On Pandora recently, I hit a streak of Lord of the Rings and Chronicles of Narnia pieces on my “Movie Soundtracks” playlist.
It’s stirring and awesome, and I have precisely no idea why it feels like that. It stirs me, even if I can’t connect it to a particular point in the movie?
Why is this? What gives it that distinctive sound? (Is it the horns?) And can anybody recommend more epic music?
One that seems popular these days is a tune I usuall see called “Requiem Remix”, which is…I’m not sure what you’d call it, a “more bombastic” version maybe, of a mournful tune from the depressing drug-addiction film Requiem for a Dream.
You want epic Fantasy music? Get some Bernard Herrmann. He wrote music for Ray Harryhausen movies – Seventh Voyage of Sinbad, Jason and the Argonauts, The Mysterious Island – not to mention other fantastic films (The Devil and Daniel Webster, It’s Alive). He also did music for Hitchcock.
Fantasy music tends to be romantic classical, often with fanfares. Look at John Williams’ scores for the Star Wars movies, Indiana Jones, Superman, Jurassic Park, and others.
And look at how many complained about the non-classical music in Ladyhawke.
I’m no musicologist, but I suspect that one reason it has that effect is that it’s played by a large orchestra with a lot of brass and strings (not so much with the piccolos and harps). Soaring melodies and driving rhythms help, too.
That’s pretty much it. Throw is some soaring incomprehensible vocals too. Soundtacks also tend to have “motifs” associated with particular characters. The most famous probably being Vader’s Imperial March from Star Wars(technically every Star Wars film except the original).
**CalMeacham **- IIRC the Ladyhawke soundtrack used a lot of synthesizers. That synth sound is typically associated as something modern and thus creates a fairly jarring musical anachronism in a Midevil fantasy film. That style of music works a bit better in futuristic films.

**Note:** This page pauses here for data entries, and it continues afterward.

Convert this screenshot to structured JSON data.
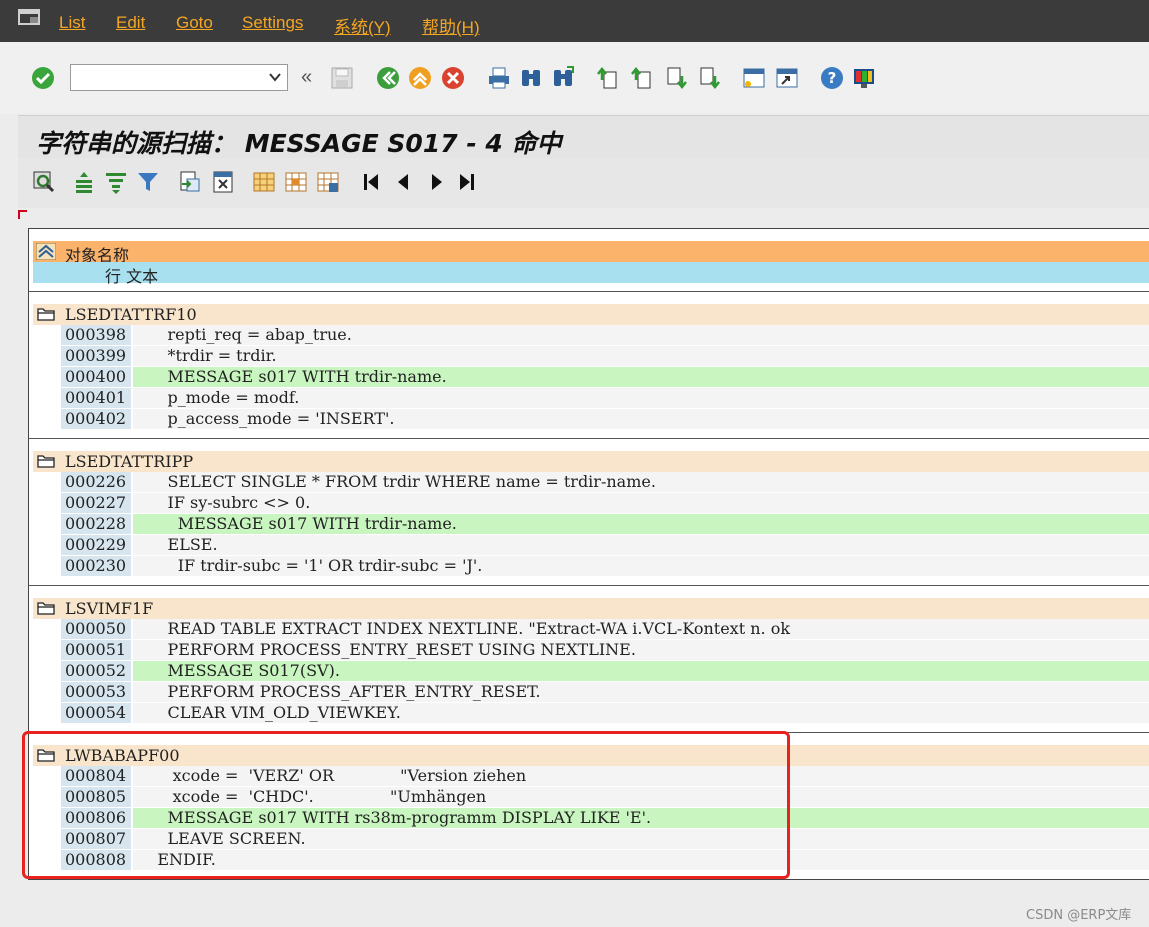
{
  "menubar": {
    "items": [
      "List",
      "Edit",
      "Goto",
      "Settings",
      "系统(Y)",
      "帮助(H)"
    ]
  },
  "toolbar": {
    "command_value": "",
    "back_arrows": "«"
  },
  "page": {
    "title": "字符串的源扫描： MESSAGE S017 - 4 命中"
  },
  "list": {
    "header_object": "对象名称",
    "header_line": "行 文本",
    "groups": [
      {
        "name": "LSEDTATTRF10",
        "rows": [
          {
            "num": "000398",
            "code": "      repti_req = abap_true."
          },
          {
            "num": "000399",
            "code": "      *trdir = trdir."
          },
          {
            "num": "000400",
            "code": "      MESSAGE s017 WITH trdir-name.",
            "hit": true
          },
          {
            "num": "000401",
            "code": "      p_mode = modf."
          },
          {
            "num": "000402",
            "code": "      p_access_mode = 'INSERT'."
          }
        ]
      },
      {
        "name": "LSEDTATTRIPP",
        "rows": [
          {
            "num": "000226",
            "code": "      SELECT SINGLE * FROM trdir WHERE name = trdir-name."
          },
          {
            "num": "000227",
            "code": "      IF sy-subrc <> 0."
          },
          {
            "num": "000228",
            "code": "        MESSAGE s017 WITH trdir-name.",
            "hit": true
          },
          {
            "num": "000229",
            "code": "      ELSE."
          },
          {
            "num": "000230",
            "code": "        IF trdir-subc = '1' OR trdir-subc = 'J'."
          }
        ]
      },
      {
        "name": "LSVIMF1F",
        "rows": [
          {
            "num": "000050",
            "code": "      READ TABLE EXTRACT INDEX NEXTLINE. \"Extract-WA i.VCL-Kontext n. ok"
          },
          {
            "num": "000051",
            "code": "      PERFORM PROCESS_ENTRY_RESET USING NEXTLINE."
          },
          {
            "num": "000052",
            "code": "      MESSAGE S017(SV).",
            "hit": true
          },
          {
            "num": "000053",
            "code": "      PERFORM PROCESS_AFTER_ENTRY_RESET."
          },
          {
            "num": "000054",
            "code": "      CLEAR VIM_OLD_VIEWKEY."
          }
        ]
      },
      {
        "name": "LWBABAPF00",
        "rows": [
          {
            "num": "000804",
            "code": "       xcode =  'VERZ' OR             \"Version ziehen"
          },
          {
            "num": "000805",
            "code": "       xcode =  'CHDC'.               \"Umhängen"
          },
          {
            "num": "000806",
            "code": "      MESSAGE s017 WITH rs38m-programm DISPLAY LIKE 'E'.",
            "hit": true
          },
          {
            "num": "000807",
            "code": "      LEAVE SCREEN."
          },
          {
            "num": "000808",
            "code": "    ENDIF."
          }
        ]
      }
    ]
  },
  "watermark": "CSDN @ERP文库",
  "colors": {
    "menubar_bg": "#3b3b3b",
    "menu_text": "#f5a623",
    "header_object_bg": "#fbb26b",
    "header_line_bg": "#a8e0ef",
    "group_head_bg": "#f8e5cb",
    "hit_row_bg": "#c9f6c0",
    "annotation_border": "#e8231f"
  },
  "icons": {
    "toolbar": [
      "enter-check-icon",
      "save-icon",
      "back-icon",
      "exit-icon",
      "cancel-icon",
      "print-icon",
      "find-icon",
      "find-next-icon",
      "first-page-icon",
      "previous-page-icon",
      "next-page-icon",
      "last-page-icon",
      "create-session-icon",
      "shortcut-icon",
      "help-icon",
      "layout-icon"
    ],
    "apptoolbar": [
      "display-object-icon",
      "sort-ascending-icon",
      "sort-descending-icon",
      "filter-icon",
      "export-icon",
      "print-preview-icon",
      "layout-choose-icon",
      "layout-change-icon",
      "layout-save-icon",
      "first-icon",
      "previous-icon",
      "next-icon",
      "last-icon"
    ]
  }
}
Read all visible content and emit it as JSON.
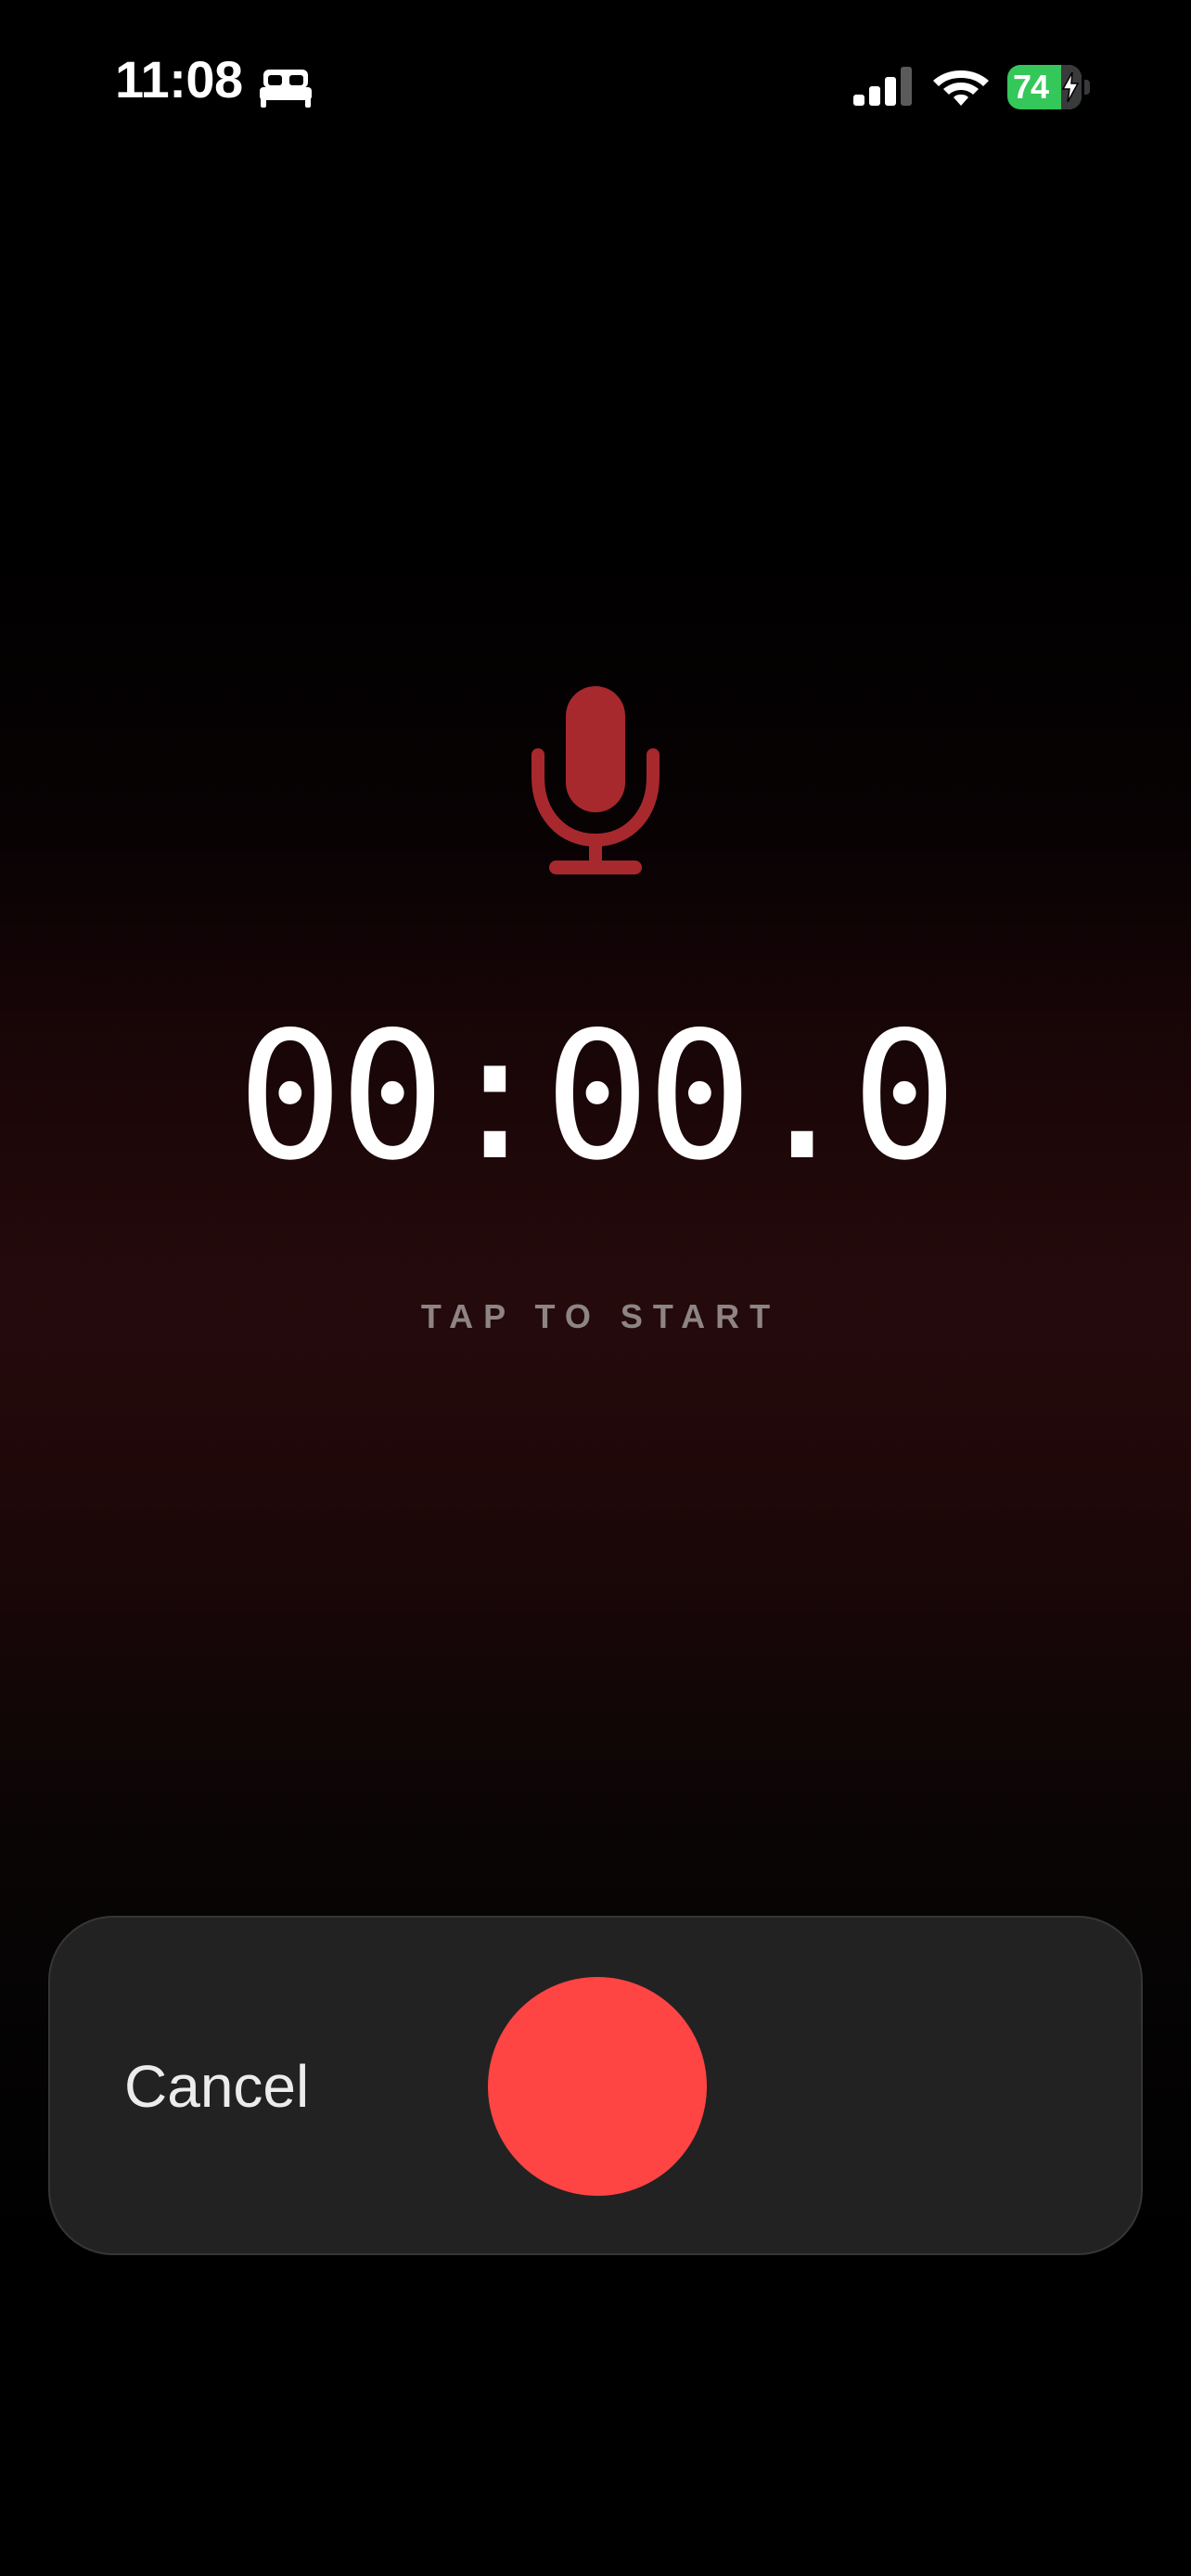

Not just synthesizers – a lot of guitars, too. Although I think they work in the quiter moments, the guitar music hasn’t the majestic romantic sweep of the other scores noted.
You could transcribe the Ladyhawke score for orchestra and it’d work better, but I still think you’d have to play with it to satisfy the fans.
(Most of that movie was great – especially in the way the castles really did lookl like castles, instead of the Hollywood version. But I’m still troubled by Rutger Hauer’s helmet that looked unlike every knight’s helmet I’ve seen, and more like an NFL football helmet done in metal.)